Зал взорвался аплодисментами.

* * *

…встав у стойки, Лоринков налил себе еще выпить.

– Хочешь пить? – спросил его бармен.

– Да, – сказал Лоринков.

– Так выпей воды, – сказал бармен.

– Я не собака утолять жажду водой, – сказал Лоринков.

– Все-то ты украл, – сказал бармен, и заставил Лоринкова вернуть мелочь в кассу.

– Даже этот ответ и диалог, – сказал он.

– Я постмодернист, – сказал Лоринков.

– Мне можно, – сказал он.

Поглядел на руки. Алели шрамы. Дрожали пальцы. Левая рука так вообще все дергалась, кисть ходила, как у капитана в фильме про рядового Райена. Да еще и рана начала синеть по краям.

Лоринков поправил воротник рубахи правой рукой, потянулся к бутылке.

– У тебя жена, дети, есть? – спросил бармен.

– Да, – сказал Лоринков.

– У тебя дома дети, жена, а ты тут такой муйней занимаешься, – сказал бармен.

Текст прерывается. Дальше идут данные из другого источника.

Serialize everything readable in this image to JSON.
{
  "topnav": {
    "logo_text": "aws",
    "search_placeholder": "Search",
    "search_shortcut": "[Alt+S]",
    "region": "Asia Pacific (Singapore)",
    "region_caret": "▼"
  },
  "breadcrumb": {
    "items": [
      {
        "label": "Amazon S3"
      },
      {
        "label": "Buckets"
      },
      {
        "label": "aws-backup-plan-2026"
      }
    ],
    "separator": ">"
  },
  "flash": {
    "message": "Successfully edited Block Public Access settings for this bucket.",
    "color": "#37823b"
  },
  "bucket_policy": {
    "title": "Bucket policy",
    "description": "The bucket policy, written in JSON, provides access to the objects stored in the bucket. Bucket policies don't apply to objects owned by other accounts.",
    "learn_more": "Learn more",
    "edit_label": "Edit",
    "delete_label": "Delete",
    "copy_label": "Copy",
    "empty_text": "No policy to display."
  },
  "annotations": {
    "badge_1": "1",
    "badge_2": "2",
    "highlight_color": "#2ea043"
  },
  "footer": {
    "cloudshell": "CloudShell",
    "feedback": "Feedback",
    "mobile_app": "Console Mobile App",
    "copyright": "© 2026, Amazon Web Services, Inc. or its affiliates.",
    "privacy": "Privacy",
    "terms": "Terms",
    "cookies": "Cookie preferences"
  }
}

– Заткнись чмо, – сказал Лоринков

– Что у тебя с руками? – сказал бармен.

– Натер, – сказал Лоринков.

– Дрочил, что ли? – спросил бармен.

Лоринков, не размахиваясь, ударил того бутылкой в висок. Бармен недоуменно глянул на помощника, прицелился, размахнулся, и только тогда упал, отключившись. Лоринков выпил еще. Случившегося не заметил никто, потому что в клубе уже дрались. Какой-то смуглый мужчина с чистейшим московским выговором швырял в публику пустые пивные кружки, в ответ в него летели столы.

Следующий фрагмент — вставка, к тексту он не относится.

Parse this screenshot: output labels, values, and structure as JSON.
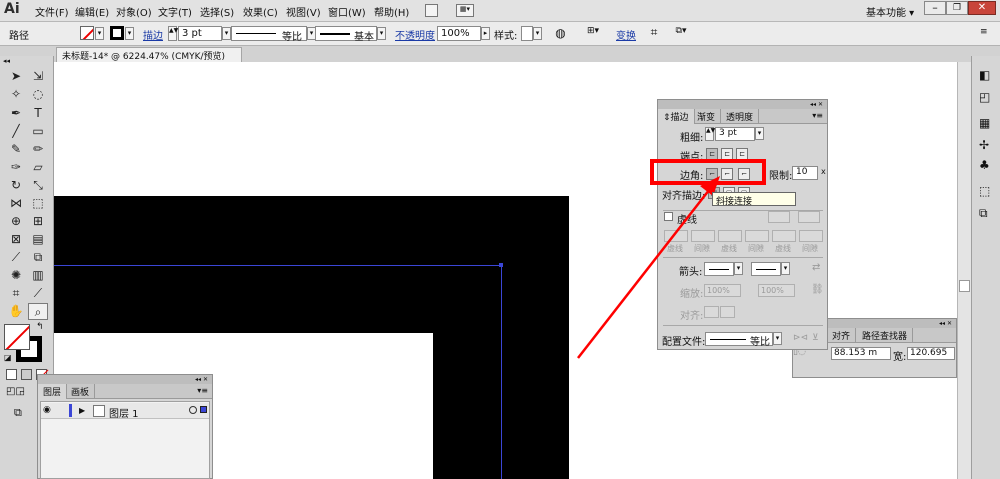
{
  "app": {
    "logo": "Ai",
    "workspace_label": "基本功能 ▾"
  },
  "menu": [
    "文件(F)",
    "编辑(E)",
    "对象(O)",
    "文字(T)",
    "选择(S)",
    "效果(C)",
    "视图(V)",
    "窗口(W)",
    "帮助(H)"
  ],
  "control_bar": {
    "object_type": "路径",
    "stroke_label": "描边",
    "stroke_weight": "3 pt",
    "profile_label": "等比",
    "brush_label": "基本",
    "opacity_label": "不透明度",
    "opacity_value": "100%",
    "style_label": "样式:",
    "transform_label": "变换"
  },
  "document": {
    "tab_title": "未标题-14* @ 6224.47% (CMYK/预览)"
  },
  "stroke_panel": {
    "tabs": [
      "描边",
      "渐变",
      "透明度"
    ],
    "weight_label": "粗细:",
    "weight_value": "3 pt",
    "cap_label": "端点:",
    "corner_label": "边角:",
    "limit_label": "限制:",
    "limit_value": "10",
    "align_label": "对齐描边:",
    "tooltip": "斜接连接",
    "dashed_label": "虚线",
    "dash_fields": [
      "虚线",
      "间隙",
      "虚线",
      "间隙",
      "虚线",
      "间隙"
    ],
    "arrow_label": "箭头:",
    "scale_label": "缩放:",
    "scale_values": [
      "100%",
      "100%"
    ],
    "align2_label": "对齐:",
    "profile_label": "配置文件:",
    "profile_value": "等比"
  },
  "align_panel": {
    "tabs": [
      "对齐",
      "路径查找器"
    ],
    "x_value": "88.153 m",
    "width_label": "宽:",
    "width_value": "120.695"
  },
  "layers_panel": {
    "tabs": [
      "图层",
      "画板"
    ],
    "layer_name": "图层 1"
  },
  "colors": {
    "highlight": "#ff0000",
    "selection": "#3b46d6",
    "shape": "#000000"
  }
}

– Бездарности и графоманы, – кричал мужчина.

– Ма-а-а-а-сквичи сраные! – кричал он с чистейшим московским акцентом.

– Гастарбайтер, – кричали в ответ люди.

Лоринков разбил бутылку об край стола, сунул в спину кому-то «розочку», припер забившееся тело к стойке, пошарил по карманам. Не почувствовав удара, опустился на колено, изумившись тому, что в глазах вдруг позеленело. Поняв, что пропустил слева, броском в ноги оторвал незнакомца от пола, швырнул в стену. Бросил вверх стул, – целясь в лампочку, – в темноте пополз торопливо под стол, прижимая левой рукой чью-то бутылку. Съежился в комочек, постарался выпить все залпом, отпихивал кого-то ногами, потом все-таки вылез, бросился в кучу мала, что-то еще пил, блеванул, снова ударили, бил кого-то, опять зеленое, вспышка, свет, да, не…

Играла, перекрикивая гул коллективной драки, музыка.

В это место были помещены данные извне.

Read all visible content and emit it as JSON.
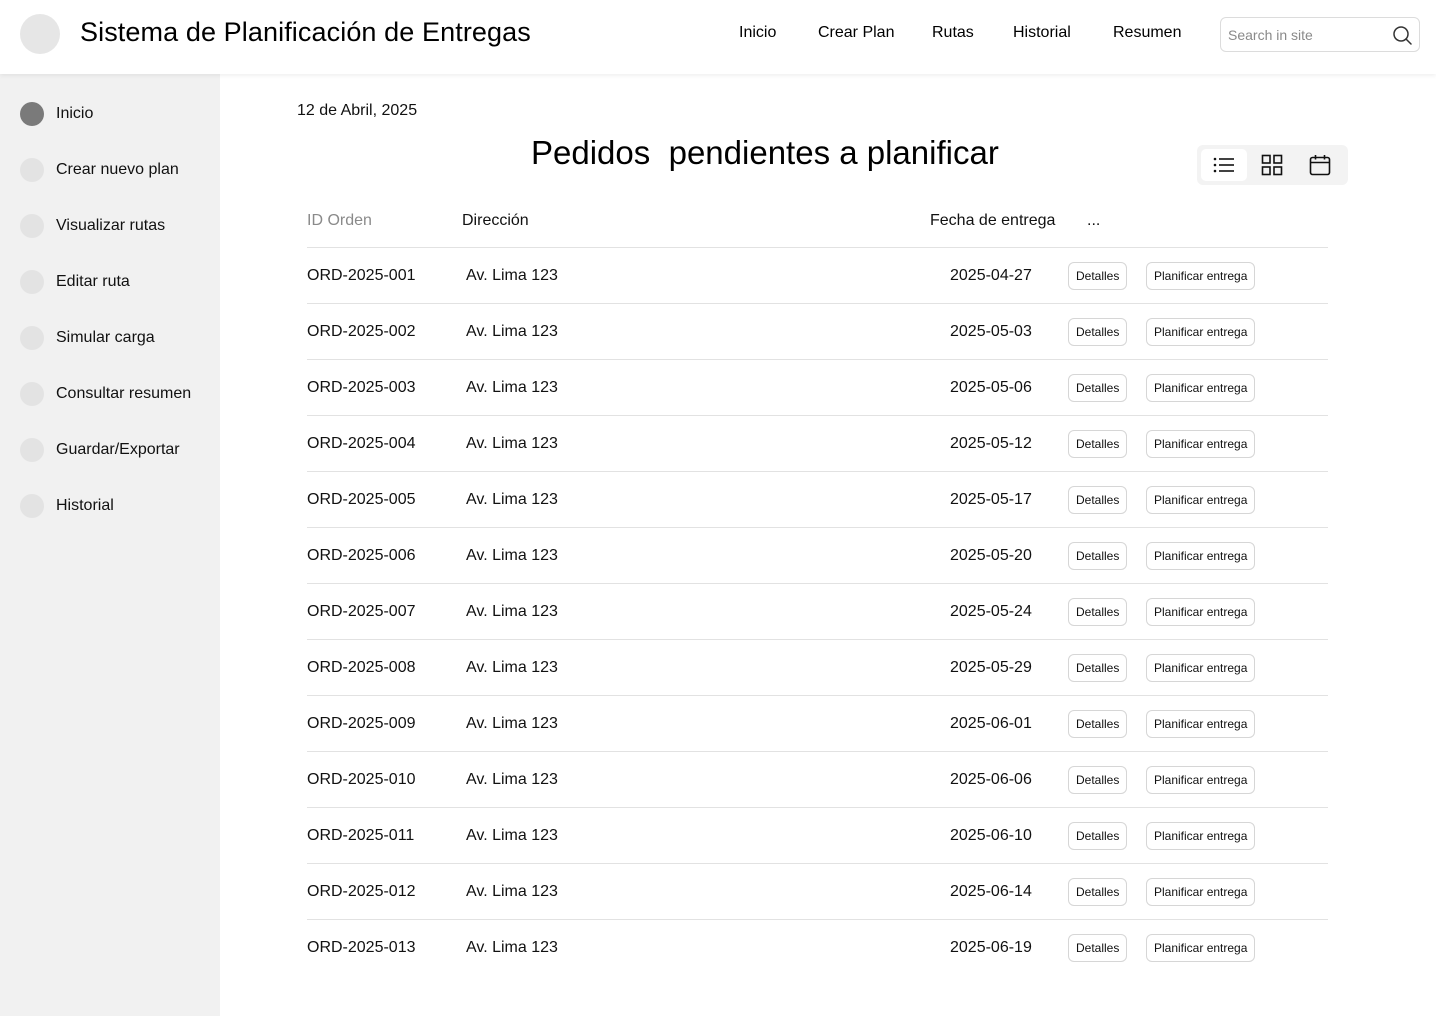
{
  "header": {
    "title": "Sistema de Planificación de Entregas",
    "nav": [
      "Inicio",
      "Crear Plan",
      "Rutas",
      "Historial",
      "Resumen"
    ],
    "search_placeholder": "Search in site"
  },
  "sidebar": {
    "items": [
      {
        "label": "Inicio",
        "active": true
      },
      {
        "label": "Crear nuevo plan",
        "active": false
      },
      {
        "label": "Visualizar rutas",
        "active": false
      },
      {
        "label": "Editar ruta",
        "active": false
      },
      {
        "label": "Simular carga",
        "active": false
      },
      {
        "label": "Consultar resumen",
        "active": false
      },
      {
        "label": "Guardar/Exportar",
        "active": false
      },
      {
        "label": "Historial",
        "active": false
      }
    ]
  },
  "main": {
    "date": "12 de Abril, 2025",
    "title": "Pedidos  pendientes a planificar",
    "view_modes": [
      "list-icon",
      "grid-icon",
      "calendar-icon"
    ],
    "active_view": "list",
    "table": {
      "headers": [
        "ID Orden",
        "Dirección",
        "Fecha de entrega",
        "..."
      ],
      "detail_label": "Detalles",
      "plan_label": "Planificar entrega",
      "rows": [
        {
          "id": "ORD-2025-001",
          "address": "Av. Lima 123",
          "date": "2025-04-27"
        },
        {
          "id": "ORD-2025-002",
          "address": "Av. Lima 123",
          "date": "2025-05-03"
        },
        {
          "id": "ORD-2025-003",
          "address": "Av. Lima 123",
          "date": "2025-05-06"
        },
        {
          "id": "ORD-2025-004",
          "address": "Av. Lima 123",
          "date": "2025-05-12"
        },
        {
          "id": "ORD-2025-005",
          "address": "Av. Lima 123",
          "date": "2025-05-17"
        },
        {
          "id": "ORD-2025-006",
          "address": "Av. Lima 123",
          "date": "2025-05-20"
        },
        {
          "id": "ORD-2025-007",
          "address": "Av. Lima 123",
          "date": "2025-05-24"
        },
        {
          "id": "ORD-2025-008",
          "address": "Av. Lima 123",
          "date": "2025-05-29"
        },
        {
          "id": "ORD-2025-009",
          "address": "Av. Lima 123",
          "date": "2025-06-01"
        },
        {
          "id": "ORD-2025-010",
          "address": "Av. Lima 123",
          "date": "2025-06-06"
        },
        {
          "id": "ORD-2025-011",
          "address": "Av. Lima 123",
          "date": "2025-06-10"
        },
        {
          "id": "ORD-2025-012",
          "address": "Av. Lima 123",
          "date": "2025-06-14"
        },
        {
          "id": "ORD-2025-013",
          "address": "Av. Lima 123",
          "date": "2025-06-19"
        }
      ]
    }
  }
}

– Персонал Жесус, – мрачно пел солист «Депеш Молд».

Жесус, – пел он.

Казалось, что звал.

* * *

В тот вечер в планах сценариста Лоринкова посещение поэтического клуба не значилось. Он, напротив, побрился и даже ничего не пил, потому что должен был сдать очередную главу театрального сценария. В противном случае, – сказал дедушка Антон Палыч, нанявший Лоринкова несколько месяцев назад, – никакого Простоквашино не предвидится.

– В смысле, поедешь домой, в Молдавию, – сказал Антон Палыч.

– Все ясно? – сказал он.

– Конечно, Антон Ерофеич, – волнуясь, ответил Лоринков, всегда путавший имя босса, когда волновался.

– Палыч, – сказал Антон Палыч мягко.

– Мур, – сказал Антон Палыч.

Почесал за ухом очередной практикантке из театральной школы, постоял задумчиво у сцены, погрозил сценаристу мягко пальчиком, и ушел. Лоринков, оставшись один, вдохнул запах сцены.

Театр… МХАТ, МХАТ, тепло подумал Лоринков. Или «Табакерка»? Хер поймешь, Лоринков не очень разбирался в театрах Москвы, тем более, в их названиях. Он просто приехал в Москву несколько лет назад, и перебиваясь со спирта на водку, устроился куда-то сценаристом. Зачем он это сделал, Лоринков и сам не понимал. В прошлой жизни он был преуспевающим провинциальным маркетологом. Стоило ли менять ее на нынешнее существование? Лоринков сомневался. А еще крепко пил и писал сценарии для театра. Позже ему объяснили, что это театр имени Чехова, и что на пьесах Лоринкова здесь сколотили кассу и вернули пошатнувшуюся, было, репутацию. Неважно, думал Лоринков, мучаясь изжогой после баночного пива, главное, платили хорошо.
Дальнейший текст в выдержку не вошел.